Retinal thickness assessment in control and STZ mice that received a single intravitreal injection of TRPV4 antagonist GSK2193874 on the left eye and vehicle (PBS) on the right eye, 24 h before the end of the 4-week STZ treatment.
(A) Representative images of non-diffusion weighted images and enlargement corresponding to white boxes. Signal (S) is shown normalized with respect to the median signal intensity of the entire volume (Smedian). Approximate locations of vitreous, retina, and choroid-RPE complex are indicated in vertical black and gray lines. (B) Representative DWI showing the retina as a hyperintense band. (C) Summary of retinal thickness measurements from control and STZ mice treated with vehicle (white) and GSK2193874 (grey) in DWI images (n = 10–12, N = 4). *, significant differences of P < 0.05; n.s., not significant. (D) Corresponding plot of retinal-segment analysis (μm, mean ± s.e.m.). Vehicle-treated STZ retinas were significantly thinner than vehicle-treated control ones. GSK2193874-treated STZ retinas had similar thickness than vehicle-treated ones, except in the nasal central part of the retina (10–30 °, red box).
Fig 4.
Water diffusion in control and STZ mice that received a single intravitreal injection of TRPV4 antagonist GSK2193874 on the left eye and vehicle (PBS) on the right eye, 24 hours before the end of the 4-week STZ treatment.

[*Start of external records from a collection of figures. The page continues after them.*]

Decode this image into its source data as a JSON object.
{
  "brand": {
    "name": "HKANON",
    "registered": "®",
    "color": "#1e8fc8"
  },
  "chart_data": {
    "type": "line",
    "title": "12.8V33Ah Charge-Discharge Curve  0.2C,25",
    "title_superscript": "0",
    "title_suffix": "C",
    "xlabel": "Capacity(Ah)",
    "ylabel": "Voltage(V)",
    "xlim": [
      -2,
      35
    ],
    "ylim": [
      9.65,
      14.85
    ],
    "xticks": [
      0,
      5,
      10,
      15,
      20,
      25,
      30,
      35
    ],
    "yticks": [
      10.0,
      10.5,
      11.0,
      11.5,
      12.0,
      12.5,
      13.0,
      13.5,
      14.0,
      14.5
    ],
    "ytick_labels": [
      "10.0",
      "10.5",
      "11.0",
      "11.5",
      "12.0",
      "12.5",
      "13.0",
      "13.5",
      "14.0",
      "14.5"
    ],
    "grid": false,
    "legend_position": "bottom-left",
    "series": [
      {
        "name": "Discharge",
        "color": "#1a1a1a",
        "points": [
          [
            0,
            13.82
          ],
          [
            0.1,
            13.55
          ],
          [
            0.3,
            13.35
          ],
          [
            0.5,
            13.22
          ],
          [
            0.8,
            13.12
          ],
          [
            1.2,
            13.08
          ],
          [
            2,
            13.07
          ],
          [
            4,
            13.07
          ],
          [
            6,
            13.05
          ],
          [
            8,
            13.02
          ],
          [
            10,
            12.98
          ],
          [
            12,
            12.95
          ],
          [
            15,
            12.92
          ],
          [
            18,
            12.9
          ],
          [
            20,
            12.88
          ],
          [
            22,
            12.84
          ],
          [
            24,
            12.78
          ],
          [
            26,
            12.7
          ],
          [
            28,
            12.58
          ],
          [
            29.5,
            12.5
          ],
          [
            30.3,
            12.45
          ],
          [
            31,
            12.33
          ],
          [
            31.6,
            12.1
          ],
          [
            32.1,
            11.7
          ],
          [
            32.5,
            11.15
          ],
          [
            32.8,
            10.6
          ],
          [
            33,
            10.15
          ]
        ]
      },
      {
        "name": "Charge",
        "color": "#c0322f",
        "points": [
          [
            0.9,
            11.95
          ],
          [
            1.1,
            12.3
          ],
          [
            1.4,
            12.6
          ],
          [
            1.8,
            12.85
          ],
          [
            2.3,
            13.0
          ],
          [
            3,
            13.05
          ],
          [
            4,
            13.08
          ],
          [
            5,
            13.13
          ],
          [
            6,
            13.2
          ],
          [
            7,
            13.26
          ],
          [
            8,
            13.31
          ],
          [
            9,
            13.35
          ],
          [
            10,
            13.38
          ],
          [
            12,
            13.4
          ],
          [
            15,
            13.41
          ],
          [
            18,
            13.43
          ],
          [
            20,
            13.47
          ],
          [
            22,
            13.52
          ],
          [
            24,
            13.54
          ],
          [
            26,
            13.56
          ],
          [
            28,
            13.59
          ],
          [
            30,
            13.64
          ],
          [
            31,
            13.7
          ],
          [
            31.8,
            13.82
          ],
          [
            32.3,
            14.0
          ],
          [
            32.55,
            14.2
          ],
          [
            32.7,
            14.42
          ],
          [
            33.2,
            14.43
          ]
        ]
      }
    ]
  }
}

(A) Representative images of ADC maps. (B) Summary of ADC and (C) corresponding retinal segment analysis in four separate groups. Error bars correspond to s.e.m. *, significant difference (P < 0.05); n.s., not significant. In C, vehicle-treated STZ retinas had a significantly higher ADC than that of vehicle-treated control retinas. The ADC of GSK2193874-treated STZ retinas was not different from that of vehicle-treated retinas and GSK2193874-treated control retinas.